Peters had originally supported the legislation, but voted it through the House under the assumption that the bill had no chance of becoming law. According to Politico, he supported it in order to “start a conversation about lowering the cost of prescription drugs.”
Earlier this month, the American Action Network, a conservative advocacy group in Washington, DC, launched a $4 million campaign aimed at fighting back against H.R.3. The pharmaceutical companies have also resisted the bill, leading most to believe it will not pass the US Senate.
Senate Budget Committee Chair Bernie Sanders (I-VT) has been an advocate for the bill, believing that political pressure will persuade Democrats.
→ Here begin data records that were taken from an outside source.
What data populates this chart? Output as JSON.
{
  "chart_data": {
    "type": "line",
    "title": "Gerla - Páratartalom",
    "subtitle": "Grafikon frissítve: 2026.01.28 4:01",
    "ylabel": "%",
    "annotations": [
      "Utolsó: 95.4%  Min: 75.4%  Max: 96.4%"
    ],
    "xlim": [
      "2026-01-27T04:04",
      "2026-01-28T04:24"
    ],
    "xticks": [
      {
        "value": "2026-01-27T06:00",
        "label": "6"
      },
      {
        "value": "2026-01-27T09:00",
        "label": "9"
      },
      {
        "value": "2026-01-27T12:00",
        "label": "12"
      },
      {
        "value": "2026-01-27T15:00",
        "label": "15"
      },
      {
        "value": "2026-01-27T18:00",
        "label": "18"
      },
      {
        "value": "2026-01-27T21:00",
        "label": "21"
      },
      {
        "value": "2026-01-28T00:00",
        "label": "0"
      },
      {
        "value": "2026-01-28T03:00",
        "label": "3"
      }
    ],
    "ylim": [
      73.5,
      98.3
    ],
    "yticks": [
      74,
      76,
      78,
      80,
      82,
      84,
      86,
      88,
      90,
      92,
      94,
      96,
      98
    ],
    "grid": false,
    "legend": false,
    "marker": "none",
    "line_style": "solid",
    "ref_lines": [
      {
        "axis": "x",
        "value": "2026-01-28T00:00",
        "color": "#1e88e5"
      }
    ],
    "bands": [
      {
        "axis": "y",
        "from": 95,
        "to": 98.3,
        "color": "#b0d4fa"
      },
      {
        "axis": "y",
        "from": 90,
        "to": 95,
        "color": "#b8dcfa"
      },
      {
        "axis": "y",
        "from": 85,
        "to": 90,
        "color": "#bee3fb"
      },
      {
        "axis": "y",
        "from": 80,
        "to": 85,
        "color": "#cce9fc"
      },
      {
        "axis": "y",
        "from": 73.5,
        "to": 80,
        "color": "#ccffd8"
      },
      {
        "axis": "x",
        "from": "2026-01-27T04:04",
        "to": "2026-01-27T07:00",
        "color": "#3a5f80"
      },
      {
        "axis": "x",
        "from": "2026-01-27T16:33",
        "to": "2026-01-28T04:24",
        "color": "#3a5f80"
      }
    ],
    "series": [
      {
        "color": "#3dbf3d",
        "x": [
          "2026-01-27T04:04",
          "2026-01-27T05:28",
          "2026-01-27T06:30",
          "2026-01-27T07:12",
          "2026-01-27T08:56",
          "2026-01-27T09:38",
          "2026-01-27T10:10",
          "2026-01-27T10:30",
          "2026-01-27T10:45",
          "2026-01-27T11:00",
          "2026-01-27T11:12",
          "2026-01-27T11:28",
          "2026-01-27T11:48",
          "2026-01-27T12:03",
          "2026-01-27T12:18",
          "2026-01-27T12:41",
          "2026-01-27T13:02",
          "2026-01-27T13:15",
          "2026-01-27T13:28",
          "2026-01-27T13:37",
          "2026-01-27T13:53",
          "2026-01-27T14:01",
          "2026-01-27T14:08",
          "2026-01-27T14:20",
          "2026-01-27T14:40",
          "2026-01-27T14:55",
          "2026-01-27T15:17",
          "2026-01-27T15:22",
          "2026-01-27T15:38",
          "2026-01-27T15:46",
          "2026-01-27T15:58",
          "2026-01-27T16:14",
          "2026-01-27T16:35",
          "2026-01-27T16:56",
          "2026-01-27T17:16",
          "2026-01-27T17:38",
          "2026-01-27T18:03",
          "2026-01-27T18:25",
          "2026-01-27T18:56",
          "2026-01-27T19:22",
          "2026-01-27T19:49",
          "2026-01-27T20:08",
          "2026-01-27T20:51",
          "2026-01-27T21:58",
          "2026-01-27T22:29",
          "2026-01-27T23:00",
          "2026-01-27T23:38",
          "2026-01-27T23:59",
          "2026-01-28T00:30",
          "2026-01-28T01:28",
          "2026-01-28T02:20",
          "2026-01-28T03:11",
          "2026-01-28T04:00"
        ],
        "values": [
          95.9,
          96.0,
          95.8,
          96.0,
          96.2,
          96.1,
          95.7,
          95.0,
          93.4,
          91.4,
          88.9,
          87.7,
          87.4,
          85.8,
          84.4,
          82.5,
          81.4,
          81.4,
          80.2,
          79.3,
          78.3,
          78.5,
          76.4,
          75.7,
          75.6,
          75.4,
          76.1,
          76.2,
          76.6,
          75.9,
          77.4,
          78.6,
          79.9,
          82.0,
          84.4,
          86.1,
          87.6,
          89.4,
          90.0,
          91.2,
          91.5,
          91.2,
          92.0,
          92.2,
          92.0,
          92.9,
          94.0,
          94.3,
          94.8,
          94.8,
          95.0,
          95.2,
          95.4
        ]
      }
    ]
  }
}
Many lawmakers believe that if Democrats do not move to make meaningful reform in the drug industry, they will risk losing voters in the 2022 midterm elections.
“Polling shows strong action to lower outrageous prescription drug prices and stop Big Pharma from charging Americans three times or more than what they charge for the same medicines overseas is overwhelmingly supported by Democrats, Republicans and Independents alike,” Henry Connelly, a spokesman for Pelosi, said in response to the letter written earlier this month.
“Lowering drug prices is a pillar of House Democrats’ For The People agenda, and we will pass HR3 again this Congress,” he added.
The bill was not originally part of Biden’s American Families Plan and eventually became part of a push from House Democrats, including Pelosi, who maintains that it is time to target pharmaceutical companies over their pricing of drugs in the US.